Question Type 2: Finding specific conditions on the rate of change of a kinematic variable Exercises

For $s(t)=5t-\frac{1}{t}, \quad t>0$, find the intervals on which the acceleration is positive.

Given $s(t) = e^{2t} - 4t$, find all times $t$ such that the object is instantaneously at rest.

Let $s(t) = \ln t + t^{-1}, \quad t > 0$. Find the inflection points of the motion (i.e. where $a'(t) = 0$).

Given $s(t) = t^3 - 6t^2 + 9t$, determine the intervals on which the object is moving to the right (i.e., $v(t) > 0$).

For the position function $s(t) = e^{-t} + \frac{\sin(-t)}{t}$, $t > 0$, find the first positive time $t$ at which the object is at rest.

Consider $s(t) = t \ln t - t$, for $t > 0$, where $s$ is the displacement of a particle at time $t$.

Find the values of $t$ at which the speed of the particle is equal to $1$.

For $s(t)=\frac{t^2}{2}+3\ln t,\quad t>0,$ find the time at which the speed is minimized.

An object moves along a straight line such that its displacement, $s$ metres, from a fixed point $O$ at time $t$ seconds, $t \ge 0$, is given by $s(t) = t^4 - 4t^3 + 6t^2$.

Determine the times, if any, when the object changes direction.

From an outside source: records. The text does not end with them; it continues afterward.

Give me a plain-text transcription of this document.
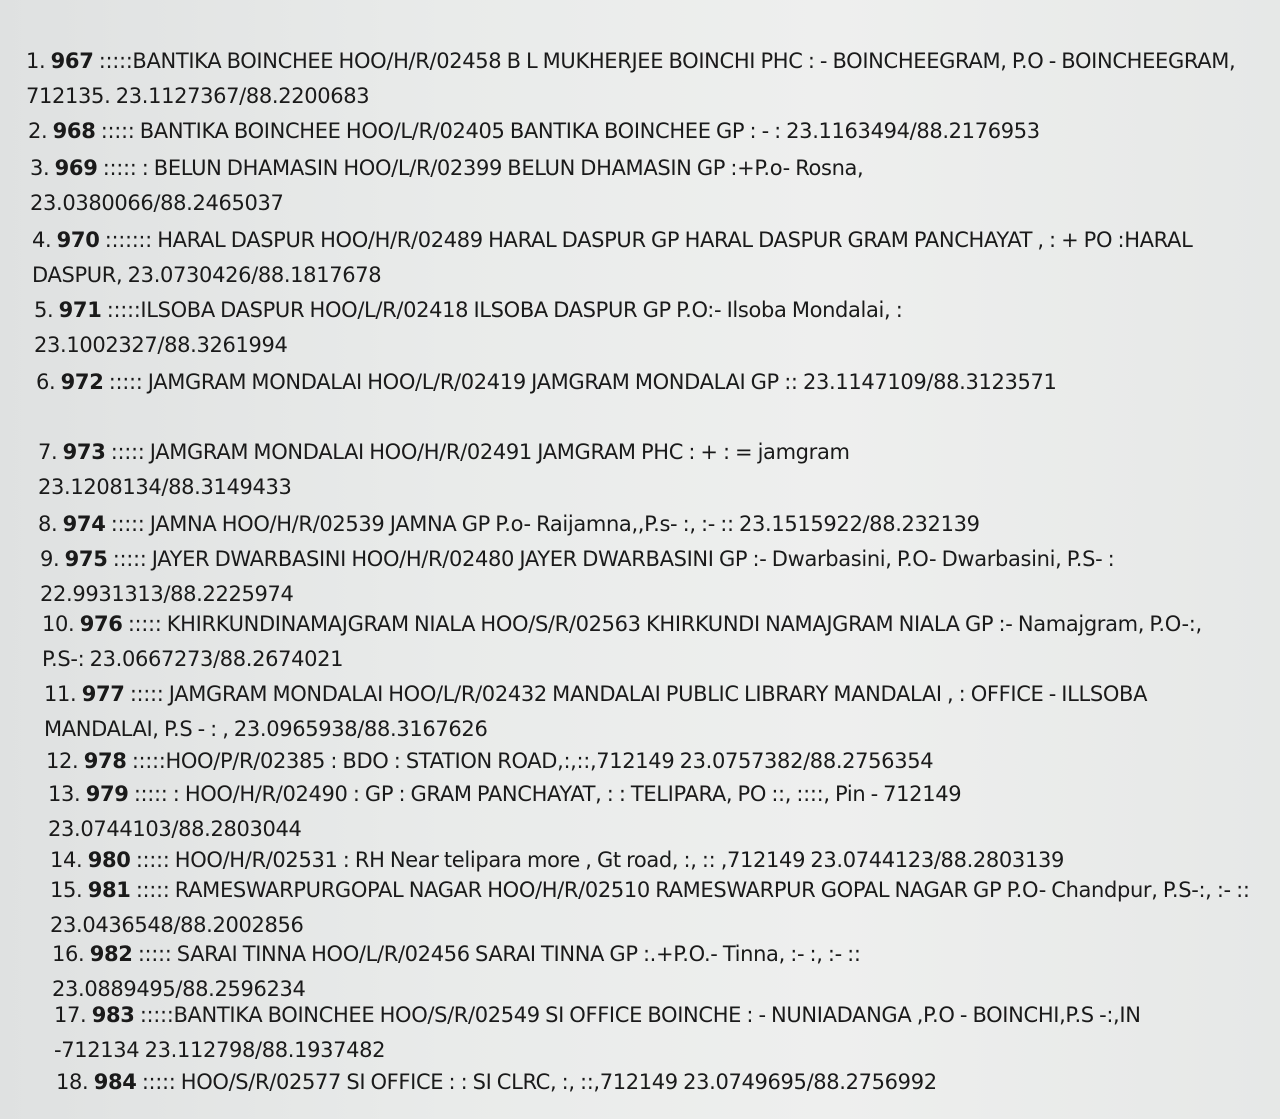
1. 967 :::::BANTIKA BOINCHEE HOO/H/R/02458 B L MUKHERJEE BOINCHI PHC : - BOINCHEEGRAM, P.O - BOINCHEEGRAM, 712135. 23.1127367/88.2200683
2. 968 ::::: BANTIKA BOINCHEE HOO/L/R/02405 BANTIKA BOINCHEE GP : - : 23.1163494/88.2176953
3. 969 ::::: : BELUN DHAMASIN HOO/L/R/02399 BELUN DHAMASIN GP :+P.o- Rosna, 23.0380066/88.2465037
4. 970 ::::::: HARAL DASPUR HOO/H/R/02489 HARAL DASPUR GP HARAL DASPUR GRAM PANCHAYAT , : + PO :HARAL DASPUR, 23.0730426/88.1817678
5. 971 :::::ILSOBA DASPUR HOO/L/R/02418 ILSOBA DASPUR GP P.O:- Ilsoba Mondalai, : 23.1002327/88.3261994
6. 972 ::::: JAMGRAM MONDALAI HOO/L/R/02419 JAMGRAM MONDALAI GP :: 23.1147109/88.3123571
7. 973 ::::: JAMGRAM MONDALAI HOO/H/R/02491 JAMGRAM PHC : + : = jamgram 23.1208134/88.3149433
8. 974 ::::: JAMNA HOO/H/R/02539 JAMNA GP P.o- Raijamna,,P.s- :, :- :: 23.1515922/88.232139
9. 975 ::::: JAYER DWARBASINI HOO/H/R/02480 JAYER DWARBASINI GP :- Dwarbasini, P.O- Dwarbasini, P.S- : 22.9931313/88.2225974
10. 976 ::::: KHIRKUNDINAMAJGRAM NIALA HOO/S/R/02563 KHIRKUNDI NAMAJGRAM NIALA GP :- Namajgram, P.O-:, P.S-: 23.0667273/88.2674021
11. 977 ::::: JAMGRAM MONDALAI HOO/L/R/02432 MANDALAI PUBLIC LIBRARY MANDALAI , : OFFICE - ILLSOBA MANDALAI, P.S - : , 23.0965938/88.3167626
12. 978 :::::HOO/P/R/02385 : BDO : STATION ROAD,:,::,712149 23.0757382/88.2756354
13. 979 ::::: : HOO/H/R/02490 : GP : GRAM PANCHAYAT, : : TELIPARA, PO ::, ::::, Pin - 712149 23.0744103/88.2803044
14. 980 ::::: HOO/H/R/02531 : RH Near telipara more , Gt road, :, :: ,712149 23.0744123/88.2803139
15. 981 ::::: RAMESWARPURGOPAL NAGAR HOO/H/R/02510 RAMESWARPUR GOPAL NAGAR GP P.O- Chandpur, P.S-:, :- :: 23.0436548/88.2002856
16. 982 ::::: SARAI TINNA HOO/L/R/02456 SARAI TINNA GP :.+P.O.- Tinna, :- :, :- :: 23.0889495/88.2596234
17. 983 :::::BANTIKA BOINCHEE HOO/S/R/02549 SI OFFICE BOINCHE : - NUNIADANGA ,P.O - BOINCHI,P.S -:,IN -712134 23.112798/88.1937482
18. 984 ::::: HOO/S/R/02577 SI OFFICE : : SI CLRC, :, ::,712149 23.0749695/88.2756992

Let $s(t) = \frac{1}{3}t^3 - t$ be the displacement of a particle at time $t$. Find the time at which the velocity attains its minimum value.

For the motion $s(t) = 2\sin t - t$, find the times when the acceleration is zero.

An object moves with displacement $s(t) = e^{-t} \cos t$. Find the first positive value of $t$ for which the acceleration is zero.

Let $s(t) = \sqrt{t}, \quad t \ge 0$. Determine for which $t$ the acceleration is decreasing.